Two months ago, Medicare’s actuary warned that the federal high-risk pool would cost much more than the $5 billion Congress allocated to it as part of the ObamaCare bill.  The poll was created to keep people with pre-existing conditions insured until mandates required insurers to cover them took effect in 2014.  Now the White House admits that the money will run out — and that those patients may not get covered after all:

The Obama administration has not ruled out turning sick people away from an insurance program created by the new healthcare law to provide coverage for the uninsured.

Critics of the $5 billion high-risk pool program insist it will run out of money before Jan. 1, 2014. That’s when the program sunsets and health plans can no longer discriminate against people with pre-existing conditions.

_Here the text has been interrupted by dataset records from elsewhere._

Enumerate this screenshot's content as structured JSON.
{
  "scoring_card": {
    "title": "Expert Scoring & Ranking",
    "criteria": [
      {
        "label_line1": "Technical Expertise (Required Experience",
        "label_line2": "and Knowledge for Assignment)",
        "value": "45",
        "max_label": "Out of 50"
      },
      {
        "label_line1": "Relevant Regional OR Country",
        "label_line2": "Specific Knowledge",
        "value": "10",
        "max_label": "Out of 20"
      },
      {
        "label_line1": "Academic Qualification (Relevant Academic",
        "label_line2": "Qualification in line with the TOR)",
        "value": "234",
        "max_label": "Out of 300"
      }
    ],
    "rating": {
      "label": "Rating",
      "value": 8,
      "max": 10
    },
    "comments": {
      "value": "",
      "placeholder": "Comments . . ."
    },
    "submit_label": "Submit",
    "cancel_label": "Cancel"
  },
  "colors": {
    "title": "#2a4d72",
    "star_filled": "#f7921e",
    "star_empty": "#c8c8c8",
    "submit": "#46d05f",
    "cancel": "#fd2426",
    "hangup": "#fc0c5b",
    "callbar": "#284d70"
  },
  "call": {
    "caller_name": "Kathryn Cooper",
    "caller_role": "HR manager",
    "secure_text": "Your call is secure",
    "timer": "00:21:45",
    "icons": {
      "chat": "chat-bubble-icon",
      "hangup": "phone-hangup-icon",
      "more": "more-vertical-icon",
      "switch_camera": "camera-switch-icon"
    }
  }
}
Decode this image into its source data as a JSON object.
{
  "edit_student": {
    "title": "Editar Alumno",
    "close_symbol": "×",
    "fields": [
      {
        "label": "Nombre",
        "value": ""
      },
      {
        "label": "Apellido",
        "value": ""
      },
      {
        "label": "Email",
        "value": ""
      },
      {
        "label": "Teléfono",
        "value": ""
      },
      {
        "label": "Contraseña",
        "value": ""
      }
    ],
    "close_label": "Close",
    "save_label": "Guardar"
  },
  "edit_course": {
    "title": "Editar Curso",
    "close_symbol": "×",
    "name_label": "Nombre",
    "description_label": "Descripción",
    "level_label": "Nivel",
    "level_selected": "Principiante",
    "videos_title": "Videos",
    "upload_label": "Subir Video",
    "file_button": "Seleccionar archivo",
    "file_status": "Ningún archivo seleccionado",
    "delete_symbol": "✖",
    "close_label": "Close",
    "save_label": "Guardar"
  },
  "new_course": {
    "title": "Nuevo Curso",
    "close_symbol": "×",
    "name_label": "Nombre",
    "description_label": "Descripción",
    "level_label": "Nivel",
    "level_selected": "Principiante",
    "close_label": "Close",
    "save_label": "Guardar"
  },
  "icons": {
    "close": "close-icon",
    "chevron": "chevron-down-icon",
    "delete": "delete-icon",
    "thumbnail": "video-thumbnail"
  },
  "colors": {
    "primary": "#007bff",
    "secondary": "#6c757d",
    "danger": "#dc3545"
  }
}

Administration officials insist they can make changes to the program to ensure it lasts until 2014, and that it may not have to turn away sick people. Officials said the administration could also consider reducing benefits under the program, or redistributing funds between state pools. But they acknowledged turning some people away was also a possibility.

“There’s a certain amount of money authorized in the statute, and we will do our best to make sure that that amount of money insures as many people as possible and does as much good as possible,” said Jay Angoff, director of the Office of Consumer Information and Insurance Oversight at the Department of Health and Human Services (HHS). “I think it’s premature to say [what happens] when it’s gone.”

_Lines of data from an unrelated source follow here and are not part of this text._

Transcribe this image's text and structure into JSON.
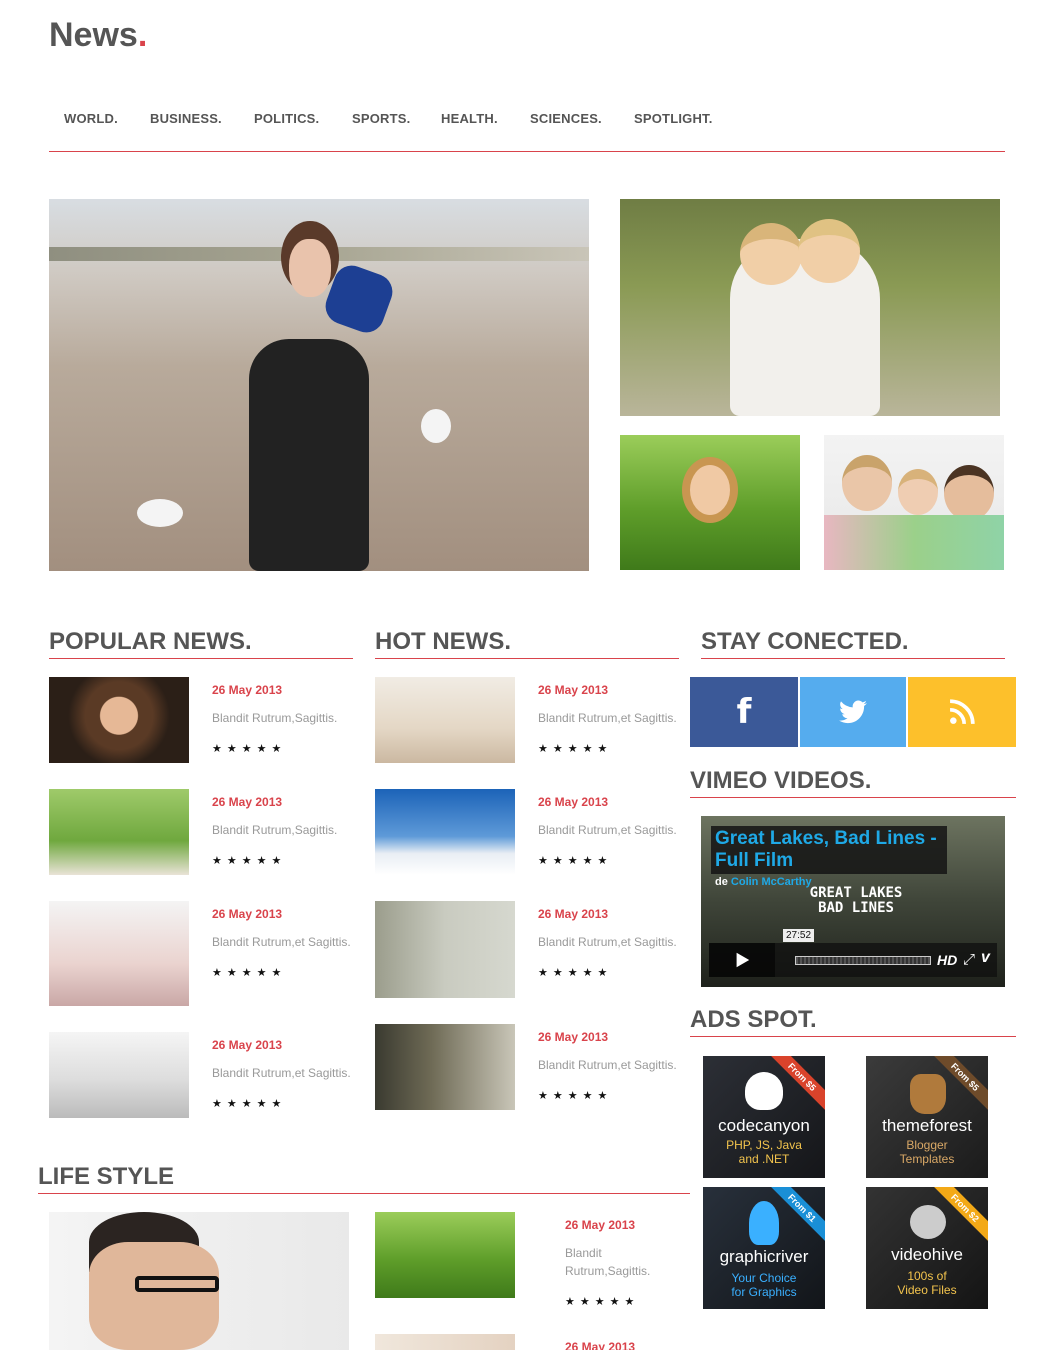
{
  "site": {
    "logo": "News",
    "logo_dot": "."
  },
  "nav": [
    "WORLD.",
    "BUSINESS.",
    "POLITICS.",
    "SPORTS.",
    "HEALTH.",
    "SCIENCES.",
    "SPOTLIGHT."
  ],
  "popular": {
    "title": "POPULAR NEWS.",
    "items": [
      {
        "date": "26 May 2013",
        "desc": "Blandit Rutrum,Sagittis.",
        "stars": "★★★★★"
      },
      {
        "date": "26 May 2013",
        "desc": "Blandit Rutrum,Sagittis.",
        "stars": "★★★★★"
      },
      {
        "date": "26 May 2013",
        "desc": "Blandit Rutrum,et Sagittis.",
        "stars": "★★★★★"
      },
      {
        "date": "26 May 2013",
        "desc": "Blandit Rutrum,et Sagittis.",
        "stars": "★★★★★"
      }
    ]
  },
  "hot": {
    "title": "HOT NEWS.",
    "items": [
      {
        "date": "26 May 2013",
        "desc": "Blandit Rutrum,et Sagittis.",
        "stars": "★★★★★"
      },
      {
        "date": "26 May 2013",
        "desc": "Blandit Rutrum,et Sagittis.",
        "stars": "★★★★★"
      },
      {
        "date": "26 May 2013",
        "desc": "Blandit Rutrum,et Sagittis.",
        "stars": "★★★★★"
      },
      {
        "date": "26 May 2013",
        "desc": "Blandit Rutrum,et Sagittis.",
        "stars": "★★★★★"
      }
    ]
  },
  "stay": {
    "title": "STAY CONECTED.",
    "facebook": {
      "glyph": "f",
      "color": "#3b5998"
    },
    "twitter": {
      "color": "#55acee"
    },
    "rss": {
      "color": "#fdc02b"
    }
  },
  "vimeo": {
    "title": "VIMEO VIDEOS.",
    "video_title": "Great Lakes, Bad Lines - Full Film",
    "by_prefix": "de",
    "author": "Colin McCarthy",
    "overlay_text": "GREAT LAKES BAD LINES",
    "duration": "27:52",
    "hd": "HD"
  },
  "ads": {
    "title": "ADS SPOT.",
    "items": [
      {
        "name": "codecanyon",
        "sub1": "PHP, JS, Java",
        "sub2": "and .NET",
        "ribbon": "From $5",
        "ribbon_color": "#d9432b",
        "sub_color": "#f3c44d"
      },
      {
        "name": "themeforest",
        "sub1": "Blogger",
        "sub2": "Templates",
        "ribbon": "From $5",
        "ribbon_color": "#6e4b2a",
        "sub_color": "#d9a866"
      },
      {
        "name": "graphicriver",
        "sub1": "Your Choice",
        "sub2": "for Graphics",
        "ribbon": "From $1",
        "ribbon_color": "#1a8fd6",
        "sub_color": "#3ab0ff"
      },
      {
        "name": "videohive",
        "sub1": "100s of",
        "sub2": "Video Files",
        "ribbon": "From $2",
        "ribbon_color": "#f3a917",
        "sub_color": "#f3c44d"
      }
    ]
  },
  "lifestyle": {
    "title": "LIFE STYLE",
    "items": [
      {
        "date": "26 May 2013",
        "desc1": "Blandit",
        "desc2": "Rutrum,Sagittis.",
        "stars": "★★★★★"
      },
      {
        "date": "26 May 2013"
      }
    ]
  },
  "colors": {
    "accent": "#d9434b",
    "text": "#555555",
    "muted": "#999999"
  }
}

Only one of two things will happen when it’s gone, so it’s hardly “premature” to discuss it.  One option would be to go back to Congress and get more money.  That would mean admitting that Congress had no idea what this program would cost in the first place, and it would also likely push the program even more quickly into deficit spending, so that’s politically unpalatable.  The second would be to stop funding health insurance for those with pre-existing conditions, which means they will be left uninsured until 2014 — and that’s probably even more politically unpalatable.  The only question will be which poison the White House chooses to drink.

If they pick Poison #2, Rob Port from Say Anything has a question for them:

Just so we got this straight, it might be ok for the government to discriminate based on pre-existing conditions, because letting people refrain from getting insurance until they’re sick is a good way to lose a lot of money, but private insurance companies?

Well, it’s evil when they do it.

What turned out to be “premature” was the passage of ObamaCare.  As this demonstrates, Congress had no clear idea of actual costs or complications in the program.  It should never have passed in the first place, but this key issue shows what happens when government attempts to run a business sector without having any expertise in it.